Nov 12, 2011

Be Happy, Be BudŐy (33rd Sunday A)


My mother’s puppy needed a name.  Instead of the old-fashioned “Brownie” with which my mom started calling him, I came to the rescue and baptized him with the coolest name ever (next to Joey of course) — BudŐy.

BudŐy is the lead character of a primetime telenovela that revolves around the story of an autistic child born out of the morally contested in vitro fertilization procedure.  BudŐy ends up with a foster mother after he has been rejected by his image-conscious influential family who apparently wants to get rid of the humiliation that his autism might bring.  Despite all these,  BudŐy grows up as a wonderful person who brings with him his contagious joy advising people to “Be happy, be BudŐy!”  He shows his capability for a truly sincere and enriching friendship.  He endears his foster mother with his sensitive love for her.  He inspires his fellow with his dream and drive to become better and little brighter.  He has been deprived of a lot of things in life but he has got what it takes to warm people’s hearts.

This is inspiring. It’s so easy to wallow in the mud of self-pity when life seems to be unfair.  BudŐy stands for a person who has been given less in life but does not succumb to the temptation of defeat.  Instead, he rises above the seeming unfairness of life by capitalizing whatever little he has got.

Today’s gospel is the Parable of the Talents (Mt. 25:14-30). Three servants are entrusted with five, two, and one talent respectively to be invested in the master’s absence.  Talent was the largest unit of currency known at that time.  Other translations render a talent as a thousand silver pieces.  Hence, the first servant is entrusted with five thousand silver pieces, the second with two thousand, the third with one thousand silver pieces.  Today we understand talents as some skills and personal qualities we are gifted with.  While the parable does not intend to legitimize, much less glorify, the inequalities in life, it instructs us about our sense of responsibility especially in view of the final accounting at the end of time.  We are accountable to our Master.  Our accountability is in direct proportion to the abilities with which we have been entrusted. 

Much is expected from whom much is given.  Hence, the master in the parable is happy with the first two servants who manage to double the amount they have entrusted with. But while the master does not expect much from him who has been given very little, he still expects at least whatever enterprising spirit that could be harnessed with whatever little resources made available.  Hence, the third servant who just buried his talent out of his negative notion of his master is rightly met with his master’s anger and punishment.

Despite a long history of struggle for social revolution, the world remains the same.  The divide between the haves and have-nots are gaping still like a wide sarcastic smile taunting the sacrifices made by agents of change in the name of egalitarian ideals.  The more the disparity becomes glaring today when the name of the game is global competition.  Only the haves can possibly compete.  The have-nots are marginalized.  Will we ever live to see the ideals of equality actually put in place?

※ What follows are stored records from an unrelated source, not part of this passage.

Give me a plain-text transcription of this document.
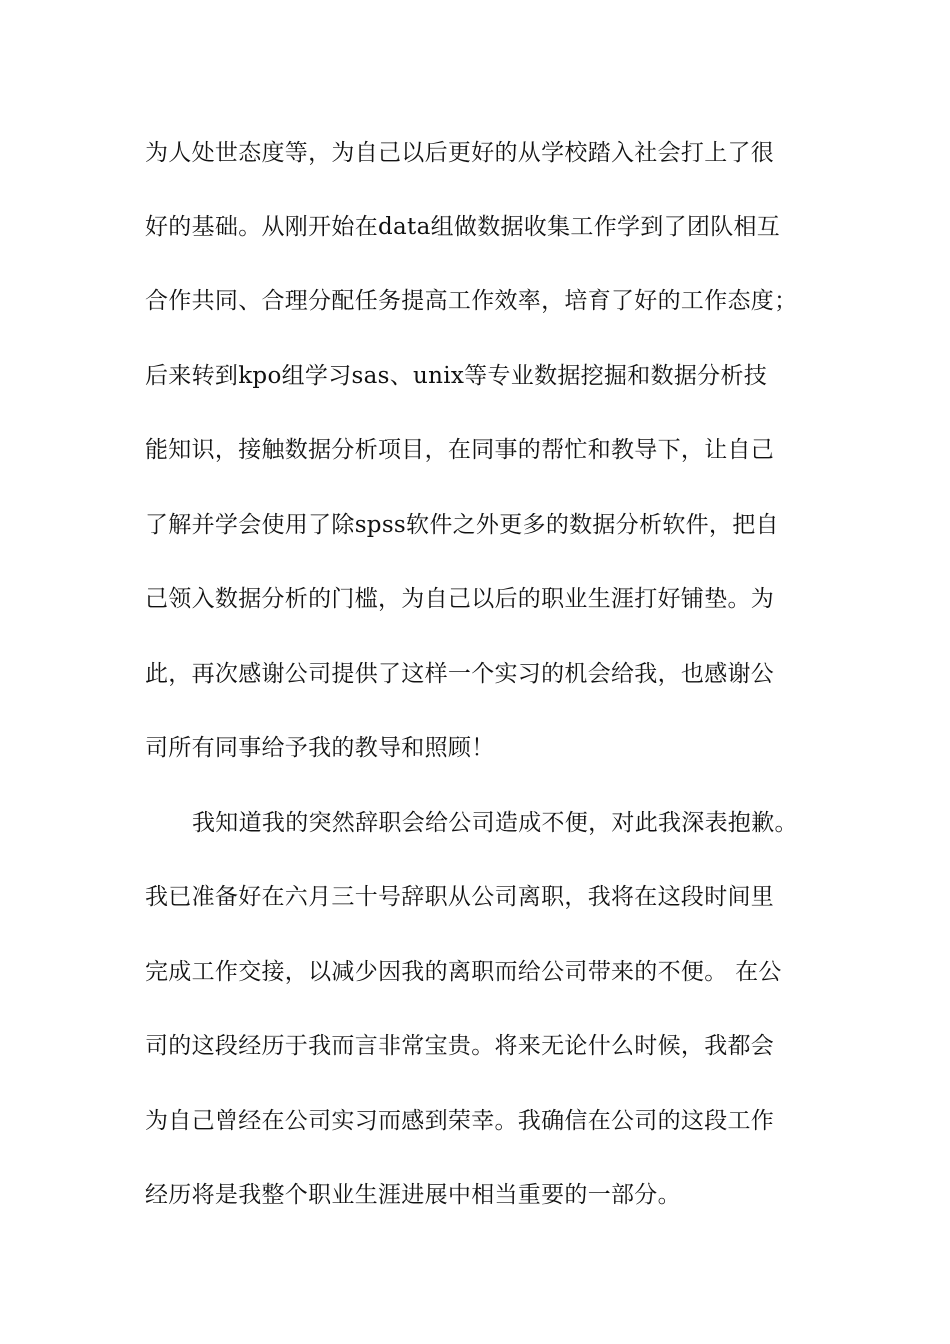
为人处世态度等，为自己以后更好的从学校踏入社会打上了很
好的基础。从刚开始在data组做数据收集工作学到了团队相互
合作共同、合理分配任务提高工作效率，培育了好的工作态度；
后来转到kpo组学习sas、unix等专业数据挖掘和数据分析技
能知识，接触数据分析项目，在同事的帮忙和教导下，让自己
了解并学会使用了除spss软件之外更多的数据分析软件，把自
己领入数据分析的门槛，为自己以后的职业生涯打好铺垫。为
此，再次感谢公司提供了这样一个实习的机会给我，也感谢公
司所有同事给予我的教导和照顾！
我知道我的突然辞职会给公司造成不便，对此我深表抱歉。
我已准备好在六月三十号辞职从公司离职，我将在这段时间里
完成工作交接，以减少因我的离职而给公司带来的不便。 在公
司的这段经历于我而言非常宝贵。将来无论什么时候，我都会
为自己曾经在公司实习而感到荣幸。我确信在公司的这段工作
经历将是我整个职业生涯进展中相当重要的一部分。
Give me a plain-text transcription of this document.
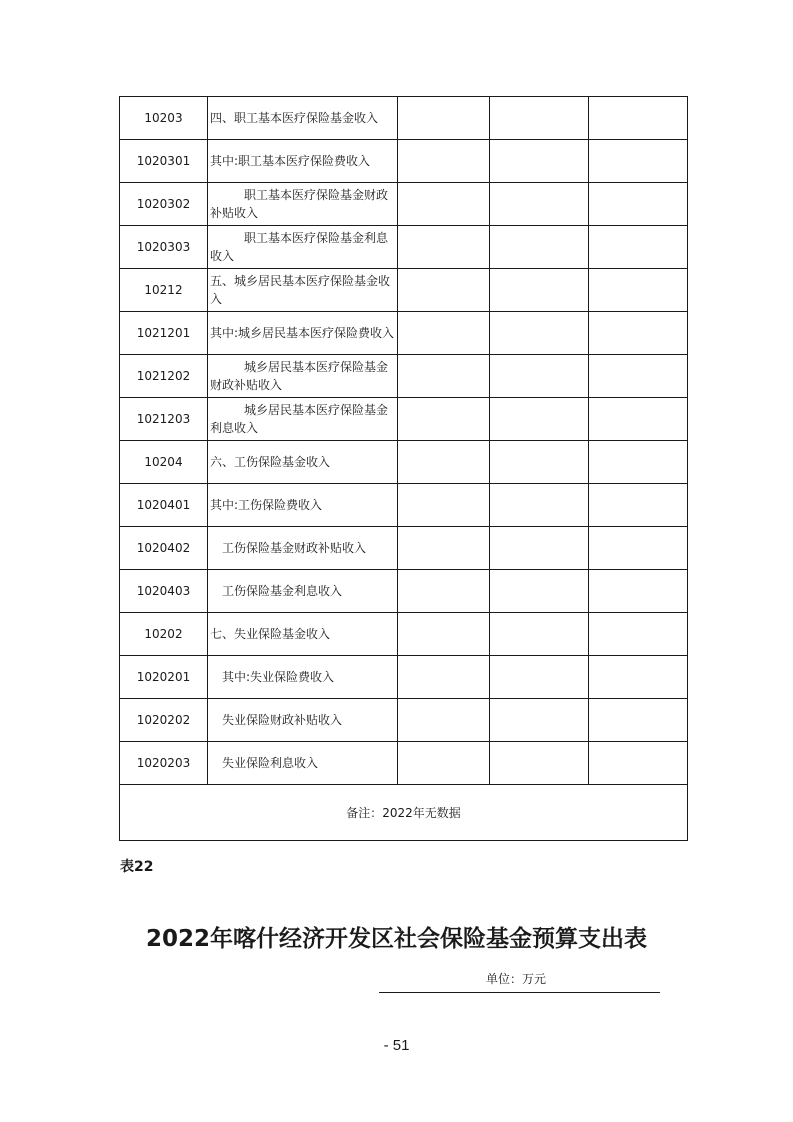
10203	四、职工基本医疗保险基金收入			
1020301	其中:职工基本医疗保险费收入			
1020302	职工基本医疗保险基金财政补贴收入			
1020303	职工基本医疗保险基金利息收入			
10212	五、城乡居民基本医疗保险基金收入			
1021201	其中:城乡居民基本医疗保险费收入			
1021202	城乡居民基本医疗保险基金财政补贴收入			
1021203	城乡居民基本医疗保险基金利息收入			
10204	六、工伤保险基金收入			
1020401	其中:工伤保险费收入			
1020402	工伤保险基金财政补贴收入			
1020403	工伤保险基金利息收入			
10202	七、失业保险基金收入			
1020201	其中:失业保险费收入			
1020202	失业保险财政补贴收入			
1020203	失业保险利息收入			
备注：2022年无数据				
表22
2022年喀什经济开发区社会保险基金预算支出表
单位：万元
- 51
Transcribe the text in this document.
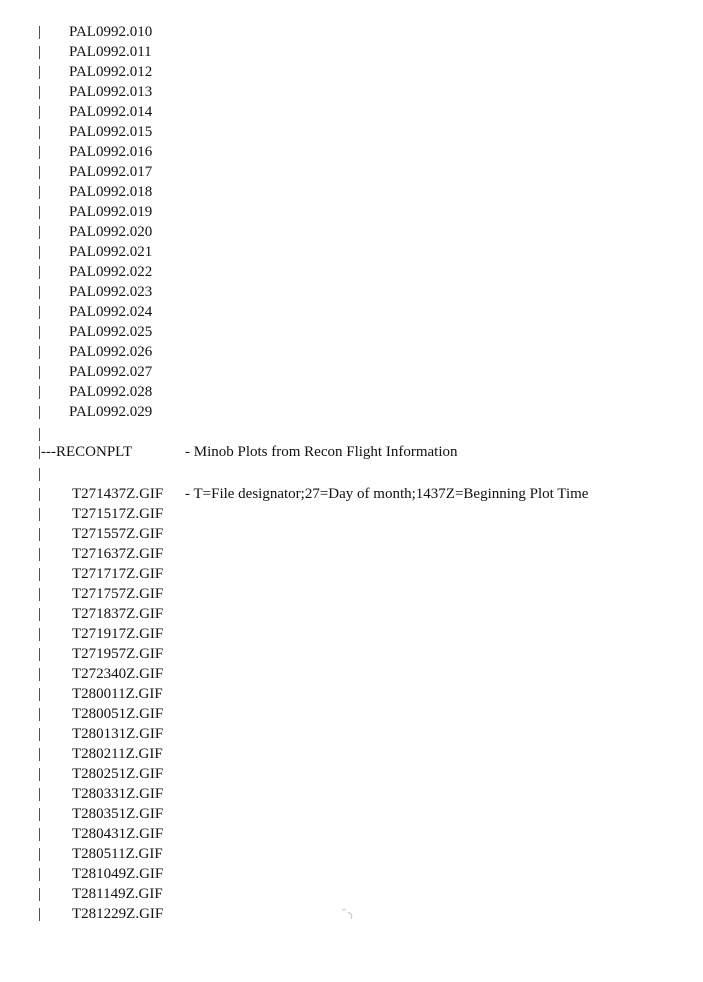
|	PAL0992.010
|	PAL0992.011
|	PAL0992.012
|	PAL0992.013
|	PAL0992.014
|	PAL0992.015
|	PAL0992.016
|	PAL0992.017
|	PAL0992.018
|	PAL0992.019
|	PAL0992.020
|	PAL0992.021
|	PAL0992.022
|	PAL0992.023
|	PAL0992.024
|	PAL0992.025
|	PAL0992.026
|	PAL0992.027
|	PAL0992.028
|	PAL0992.029
|
|---RECONPLT	- Minob Plots from Recon Flight Information
|
|	T271437Z.GIF - T=File designator;27=Day of month;1437Z=Beginning Plot Time
|	T271517Z.GIF
|	T271557Z.GIF
|	T271637Z.GIF
|	T271717Z.GIF
|	T271757Z.GIF
|	T271837Z.GIF
|	T271917Z.GIF
|	T271957Z.GIF
|	T272340Z.GIF
|	T280011Z.GIF
|	T280051Z.GIF
|	T280131Z.GIF
|	T280211Z.GIF
|	T280251Z.GIF
|	T280331Z.GIF
|	T280351Z.GIF
|	T280431Z.GIF
|	T280511Z.GIF
|	T281049Z.GIF
|	T281149Z.GIF
|	T281229Z.GIF
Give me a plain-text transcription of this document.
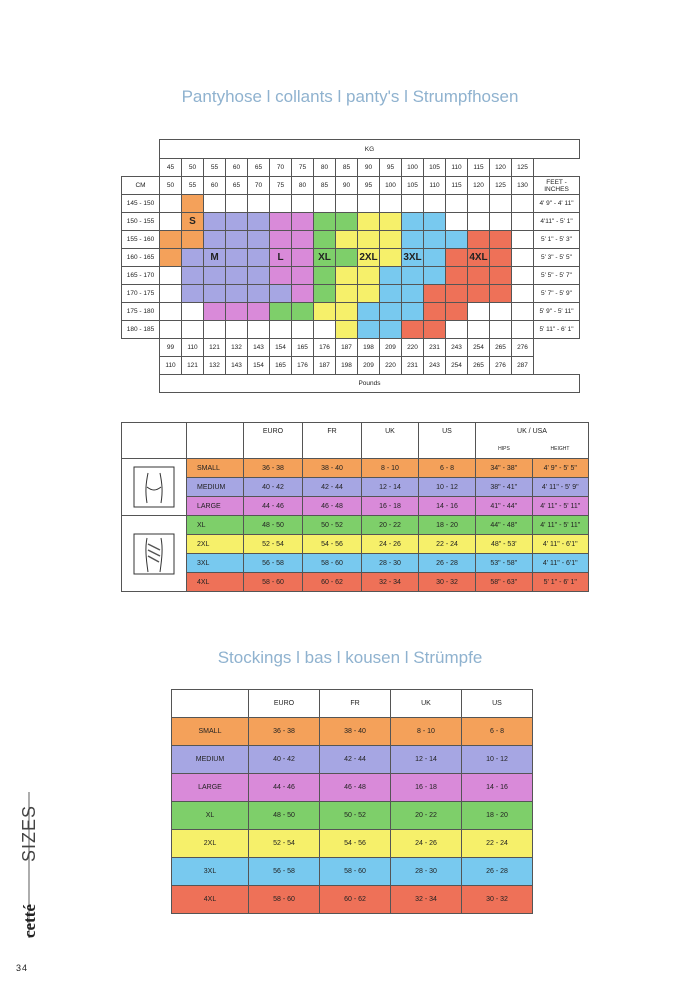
Pantyhose l collants l panty's l Strumpfhosen
	KG																	
	45	50	55	60	65	70	75	80	85	90	95	100	105	110	115	120	125	
CM	50	55	60	65	70	75	80	85	90	95	100	105	110	115	120	125	130	FEET - INCHES
145 - 150																		4' 9" - 4' 11"
150 - 155		S																4'11" - 5' 1"
155 - 160																		5' 1" - 5' 3"
160 - 165			M			L		XL		2XL		3XL			4XL			5' 3" - 5' 5"
165 - 170																		5' 5" - 5' 7"
170 - 175																		5' 7" - 5' 9"
175 - 180																		5' 9" - 5' 11"
180 - 185																		5' 11" - 6' 1"
	99	110	121	132	143	154	165	176	187	198	209	220	231	243	254	265	276	
	110	121	132	143	154	165	176	187	198	209	220	231	243	254	265	276	287	
	Pounds																	
		EURO	FR	UK	US	UK / USA	
						HIPS	HEIGHT

	SMALL	36 - 38	38 - 40	8 - 10	6 - 8	34" - 38"	4' 9" - 5' 5"
	MEDIUM	40 - 42	42 - 44	12 - 14	10 - 12	38" - 41"	4' 11" - 5' 9"
	LARGE	44 - 46	46 - 48	16 - 18	14 - 16	41" - 44"	4' 11" - 5' 11"

	XL	48 - 50	50 - 52	20 - 22	18 - 20	44" - 48"	4' 11" - 5' 11"
	2XL	52 - 54	54 - 56	24 - 26	22 - 24	48" - 53'	4' 11" - 6'1"
	3XL	56 - 58	58 - 60	28 - 30	26 - 28	53" - 58"	4' 11" - 6'1"
	4XL	58 - 60	60 - 62	32 - 34	30 - 32	58" - 63"	5' 1" - 6' 1"
Stockings l bas l kousen l Strümpfe
	EURO	FR	UK	US
SMALL	36 - 38	38 - 40	8 - 10	6 - 8
MEDIUM	40 - 42	42 - 44	12 - 14	10 - 12
LARGE	44 - 46	46 - 48	16 - 18	14 - 16
XL	48 - 50	50 - 52	20 - 22	18 - 20
2XL	52 - 54	54 - 56	24 - 26	22 - 24
3XL	56 - 58	58 - 60	28 - 30	26 - 28
4XL	58 - 60	60 - 62	32 - 34	30 - 32
cetté
SIZES
34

Certainly not in this generation.  But we continue to hope.

The hope for change begins in our hearts.  We can better speak of a revolution from the heart.  To the haves, those given with a lot more “talents” than the others, in the spirit of the parable’s message of accountability, the revolution begins by dismantling all inner value systems that support an insatiable individualistic greed.  From its rubble, the haves are morally obligated to put up the value systems of social responsibility, equitable justice, and even charity.  Without this interior change, any attempt for structural change in this world will most likely end up with new external forms but with the same old vicious intentions.

To the have-nots, the inner change will have to begin with dismantling the defeatist outlook that subscribes to the helpless consignment of the poor and the less fortunate to their pitiful plight forever and ever.  The have-nots have to believe in their dignity, have to strengthen self-respect, and harness their innate capacity to rise above this seeming unfairness of life.  God is not happy with “worthless, lazy lout.”

But God must be very proud of BudŐy.